Tempête sur les devises après le  Brexit 

Tempête sur les devises après le  Brexit 

Le Monde
| 28.06.2016 à 06h41
Mis à jour le
28.06.2016 à 11h37
|

Par Marie Charrel

La tempête soufflant sur les devises depuis la victoire du « Brexit » au référendum du 23 juin ne semble pas près de retomber.

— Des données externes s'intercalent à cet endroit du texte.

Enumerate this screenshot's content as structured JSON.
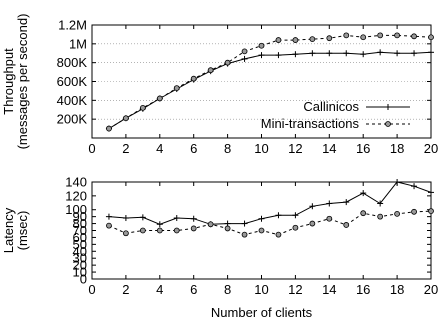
{
  "chart_data": [
    {
      "type": "line",
      "ylabel": [
        "Throughput",
        "(messages per second)"
      ],
      "xlim": [
        0,
        20
      ],
      "ylim": [
        0,
        1200000
      ],
      "x_ticks": [
        "0",
        "2",
        "4",
        "6",
        "8",
        "10",
        "12",
        "14",
        "16",
        "18",
        "20"
      ],
      "y_ticks": [
        "200K",
        "400K",
        "600K",
        "800K",
        "1M",
        "1.2M"
      ],
      "x": [
        1,
        2,
        3,
        4,
        5,
        6,
        7,
        8,
        9,
        10,
        11,
        12,
        13,
        14,
        15,
        16,
        17,
        18,
        19,
        20
      ],
      "series": [
        {
          "name": "Callinicos",
          "color": "#000000",
          "marker": "plus",
          "values": [
            100000,
            210000,
            310000,
            420000,
            520000,
            620000,
            710000,
            790000,
            840000,
            880000,
            880000,
            890000,
            900000,
            900000,
            900000,
            890000,
            910000,
            900000,
            900000,
            910000
          ]
        },
        {
          "name": "Mini-transactions",
          "color": "#000000",
          "marker": "circle",
          "dashed": true,
          "values": [
            100000,
            210000,
            320000,
            420000,
            530000,
            630000,
            720000,
            800000,
            920000,
            980000,
            1040000,
            1040000,
            1050000,
            1060000,
            1090000,
            1070000,
            1090000,
            1090000,
            1080000,
            1070000
          ]
        }
      ],
      "legend": "inside-bottom-right"
    },
    {
      "type": "line",
      "xlabel": "Number of clients",
      "ylabel": [
        "Latency",
        "(msec)"
      ],
      "xlim": [
        0,
        20
      ],
      "ylim": [
        0,
        140
      ],
      "x_ticks": [
        "0",
        "2",
        "4",
        "6",
        "8",
        "10",
        "12",
        "14",
        "16",
        "18",
        "20"
      ],
      "y_ticks": [
        "0",
        "10",
        "20",
        "30",
        "40",
        "50",
        "60",
        "70",
        "80",
        "90",
        "100",
        "120",
        "140"
      ],
      "x": [
        1,
        2,
        3,
        4,
        5,
        6,
        7,
        8,
        9,
        10,
        11,
        12,
        13,
        14,
        15,
        16,
        17,
        18,
        19,
        20
      ],
      "series": [
        {
          "name": "Callinicos",
          "color": "#000000",
          "marker": "plus",
          "values": [
            90,
            88,
            89,
            79,
            88,
            87,
            79,
            80,
            80,
            87,
            92,
            92,
            105,
            109,
            111,
            124,
            109,
            140,
            134,
            125
          ]
        },
        {
          "name": "Mini-transactions",
          "color": "#000000",
          "marker": "circle",
          "dashed": true,
          "values": [
            77,
            66,
            70,
            70,
            70,
            73,
            79,
            73,
            64,
            70,
            64,
            74,
            80,
            87,
            78,
            95,
            90,
            94,
            97,
            98
          ]
        }
      ]
    }
  ]
}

Alors que lundi 27 juin, l’agence de notation Standard & Poor’s a ôté son triple A à la dette souveraine du pays, le reléguant en catégorie « AA », la première victime de ces turbulences est, sans surprise, la livre sterling. En cinq jours, la devise britannique a violemment plongé face aux autres monnaies, notamment de 11 % face au dollar et de 9 % face à l’euro. Lundi soir, elle a atteint un nouveau point bas, à 1,3152 dollar pour une livre du jamais-vu depuis septembre 1985.

La récession redoutée

« L’euro, lui aussi, pâtit du choc du Brexit’ », analyse Lieven Jacobs, directeur de la gestion chez Quilvest AM. De fait, la monnaie unique a atteint son point bas depuis quatre mois face au dollar, vendredi 24 juin, avant de se ressaisir un peu. Lundi soir, elle évoluait ainsi à 1,1107 dollar. Lundi 27 juin, elle enregistrait également son plus bas niveau depuis décembre 2012 face au yen, à 1 euro pour 112,3 yens.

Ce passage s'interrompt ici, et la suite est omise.